Had Wickham not suffered as many injuries as he did (and he's not the kind of player to keep getting injured) it's likely that he would have scored a few more goals. As it was, whenever Wickham found some form, he got injured.

But the goals we saw - the volley at West Brom, the strike at Sunderland and the header at Wembley - all indicate a touch of quality about him.

7. Pardew's tactics were sometimes puzzling

In the latter stages of the season, with Palace desperately seeking a rare win, some of the tactical decisions made didn't help.

The pinnacle of this bafflement came in the home defeat to Liverpool. While the error from Alex McCarthy was crushing, the most frustrating aspect of the defeat was the way that the substitutes worsened Palace's performance rather than enhanced it.

It was a performance that summed the club's season up. Palace should have closed the game out - accepted the point and moved on - just as, when injuries piled up, going back to basics might have been better. The Liverpool game was the emblematic performance - but there were other matches where tactics weren't quite on point.

In fairness to Pardew, his intention is to attack every game his sides play in. Caution tends not to be one of his traits - but a little less of a gung-ho approach might have seen the club secure their Premier League status sooner.

8. Wilf is growing into some player

It doesn't really need saying - he won the player of the year award after all - but his performances, especially when the squad struggled with injury problems, lifted spirits and kept giving Palace fans hope.

Wilf has grown - physically and mentally - during this season. He has found an ability to hold opponents off in ways that he couldn't before, and while his temperament is still a bit of a concern, his decision-making is maturing.

Working on his finishing should be the primary focus. He's got all the ability to get into positions from which he can score. It's now about making sure those openings are taken advantage of.

9. Cabaye's role is misunderstood

When Palace signed Yohan Cabaye, the overwhelming consensus was that he would be the player to open up defences in a number 10 role. But that wasn't what he was signed for.

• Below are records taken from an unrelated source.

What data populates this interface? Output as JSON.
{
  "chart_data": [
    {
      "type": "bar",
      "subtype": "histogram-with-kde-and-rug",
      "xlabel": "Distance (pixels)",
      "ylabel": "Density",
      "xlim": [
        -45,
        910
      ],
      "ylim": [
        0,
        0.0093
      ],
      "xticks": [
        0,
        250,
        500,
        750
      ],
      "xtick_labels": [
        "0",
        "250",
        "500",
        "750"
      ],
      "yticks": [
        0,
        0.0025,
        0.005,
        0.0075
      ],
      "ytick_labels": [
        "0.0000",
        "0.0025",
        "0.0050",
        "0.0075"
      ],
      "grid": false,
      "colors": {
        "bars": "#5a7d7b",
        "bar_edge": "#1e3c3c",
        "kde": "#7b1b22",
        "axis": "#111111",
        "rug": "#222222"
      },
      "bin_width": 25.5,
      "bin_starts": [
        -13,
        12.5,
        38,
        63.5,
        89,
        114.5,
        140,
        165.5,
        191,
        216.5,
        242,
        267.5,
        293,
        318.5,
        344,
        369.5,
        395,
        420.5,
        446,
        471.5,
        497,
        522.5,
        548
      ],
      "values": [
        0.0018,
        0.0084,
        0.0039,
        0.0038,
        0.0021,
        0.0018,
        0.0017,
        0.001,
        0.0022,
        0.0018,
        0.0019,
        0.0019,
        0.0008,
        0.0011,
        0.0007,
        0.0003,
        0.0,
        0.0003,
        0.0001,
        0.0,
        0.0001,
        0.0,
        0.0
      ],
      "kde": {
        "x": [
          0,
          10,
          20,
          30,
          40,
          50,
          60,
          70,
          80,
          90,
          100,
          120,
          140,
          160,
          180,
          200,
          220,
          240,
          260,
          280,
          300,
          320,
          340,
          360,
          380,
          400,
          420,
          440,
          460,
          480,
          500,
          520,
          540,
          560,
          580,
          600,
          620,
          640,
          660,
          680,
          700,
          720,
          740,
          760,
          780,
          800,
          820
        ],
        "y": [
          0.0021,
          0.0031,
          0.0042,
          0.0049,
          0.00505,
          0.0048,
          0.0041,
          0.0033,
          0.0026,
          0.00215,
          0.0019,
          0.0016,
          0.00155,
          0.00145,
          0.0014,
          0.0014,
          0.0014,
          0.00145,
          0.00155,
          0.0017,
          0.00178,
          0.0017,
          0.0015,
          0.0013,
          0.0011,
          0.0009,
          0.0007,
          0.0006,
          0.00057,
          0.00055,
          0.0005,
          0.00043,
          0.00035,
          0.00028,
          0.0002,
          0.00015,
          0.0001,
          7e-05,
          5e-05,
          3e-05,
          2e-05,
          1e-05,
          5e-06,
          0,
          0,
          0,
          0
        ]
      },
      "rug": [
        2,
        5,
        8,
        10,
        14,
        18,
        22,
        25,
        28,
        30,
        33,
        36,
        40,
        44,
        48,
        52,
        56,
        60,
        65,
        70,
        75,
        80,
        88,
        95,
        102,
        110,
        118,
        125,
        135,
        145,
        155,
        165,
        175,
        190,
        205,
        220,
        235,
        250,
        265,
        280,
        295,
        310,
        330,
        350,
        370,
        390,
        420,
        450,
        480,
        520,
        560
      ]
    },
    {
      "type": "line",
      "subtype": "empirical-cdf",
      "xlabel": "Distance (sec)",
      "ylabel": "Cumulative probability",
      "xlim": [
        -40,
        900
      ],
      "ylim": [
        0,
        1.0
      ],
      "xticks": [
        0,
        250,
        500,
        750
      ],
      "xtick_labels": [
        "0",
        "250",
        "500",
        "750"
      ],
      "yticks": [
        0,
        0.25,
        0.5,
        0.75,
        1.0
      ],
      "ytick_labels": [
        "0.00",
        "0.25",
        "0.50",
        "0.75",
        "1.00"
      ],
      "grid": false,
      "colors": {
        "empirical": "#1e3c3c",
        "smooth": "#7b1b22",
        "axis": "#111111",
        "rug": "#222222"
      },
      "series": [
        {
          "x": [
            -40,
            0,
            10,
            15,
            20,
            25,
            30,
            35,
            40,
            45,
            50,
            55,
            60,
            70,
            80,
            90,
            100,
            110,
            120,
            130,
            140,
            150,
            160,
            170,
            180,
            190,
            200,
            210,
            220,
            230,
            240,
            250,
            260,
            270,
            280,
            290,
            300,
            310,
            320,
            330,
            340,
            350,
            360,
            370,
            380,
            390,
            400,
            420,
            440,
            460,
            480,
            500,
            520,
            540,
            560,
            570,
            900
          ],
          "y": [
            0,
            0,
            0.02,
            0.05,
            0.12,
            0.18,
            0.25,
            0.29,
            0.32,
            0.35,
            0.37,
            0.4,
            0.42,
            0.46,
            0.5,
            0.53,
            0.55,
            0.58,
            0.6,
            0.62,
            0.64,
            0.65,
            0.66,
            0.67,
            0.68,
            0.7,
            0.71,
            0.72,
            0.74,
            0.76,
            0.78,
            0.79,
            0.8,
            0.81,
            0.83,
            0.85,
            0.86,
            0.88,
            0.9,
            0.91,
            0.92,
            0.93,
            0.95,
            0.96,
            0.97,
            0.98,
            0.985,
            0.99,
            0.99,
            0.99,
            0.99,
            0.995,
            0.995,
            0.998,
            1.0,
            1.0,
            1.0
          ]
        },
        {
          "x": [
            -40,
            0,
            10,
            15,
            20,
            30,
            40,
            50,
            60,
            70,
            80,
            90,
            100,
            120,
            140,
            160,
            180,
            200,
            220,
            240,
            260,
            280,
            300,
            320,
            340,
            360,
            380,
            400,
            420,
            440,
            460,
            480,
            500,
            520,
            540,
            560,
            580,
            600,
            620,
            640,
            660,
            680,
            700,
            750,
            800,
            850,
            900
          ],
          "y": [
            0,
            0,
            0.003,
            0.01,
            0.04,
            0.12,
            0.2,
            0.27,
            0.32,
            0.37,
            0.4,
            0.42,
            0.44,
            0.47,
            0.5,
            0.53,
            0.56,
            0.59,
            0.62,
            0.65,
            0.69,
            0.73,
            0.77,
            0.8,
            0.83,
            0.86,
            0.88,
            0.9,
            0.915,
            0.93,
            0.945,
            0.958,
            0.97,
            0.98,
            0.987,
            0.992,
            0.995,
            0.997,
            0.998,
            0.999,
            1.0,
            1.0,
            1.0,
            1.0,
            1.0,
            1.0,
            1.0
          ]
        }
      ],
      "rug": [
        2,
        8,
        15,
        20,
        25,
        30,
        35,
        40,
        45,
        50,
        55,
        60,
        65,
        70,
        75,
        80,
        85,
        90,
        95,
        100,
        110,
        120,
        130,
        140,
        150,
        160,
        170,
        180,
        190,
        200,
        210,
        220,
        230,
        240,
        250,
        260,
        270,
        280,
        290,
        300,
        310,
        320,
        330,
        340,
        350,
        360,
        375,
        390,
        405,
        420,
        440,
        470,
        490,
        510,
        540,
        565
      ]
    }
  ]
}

Cabaye arrived at the club having played a more defensive role in his limited appearances for Paris Saint-Germain - and that was ultimately the role he was signed to fulfil at Selhurst Park.

Playing a deeper role, the Frenchman has given the midfield a different kind of bite. It's important to remember that, prior to the injuries to Puncheon and McArthur, Cabaye had formed what looked like a promising partnership.

He might not be the creator that some expected him to be, but what he does, he does brilliantly. Strengthening the side around him will only make his quality shine more.

10. In Jedinak we have one of the club's best ever players

We talk about Geoff Thomas as one of our greatest players. A captain, a leader, a powerhouse in midfield. In Mile Jedinak, we have a man of similar standing - and he deserves credit for what he has done.

Jedinak is one of our most successful captains. His time with the armband has overseen promotion, securing the club's Premier League status for three consecutive seasons, and taking Palace to the brink of an FA Cup win.

His role this season - coming in when many had written him off or linked him with a move to China - showed just what a character he is.

Jedinak's role off the pitch shouldn't be underestimated either. Players like him set standards for all others to adhere to. He's hugely influential -- whether on the pitch or off it.

There isn't any fuss about the way he plays - but there should be about the role he's played for us. He's a leader we can all be proud of.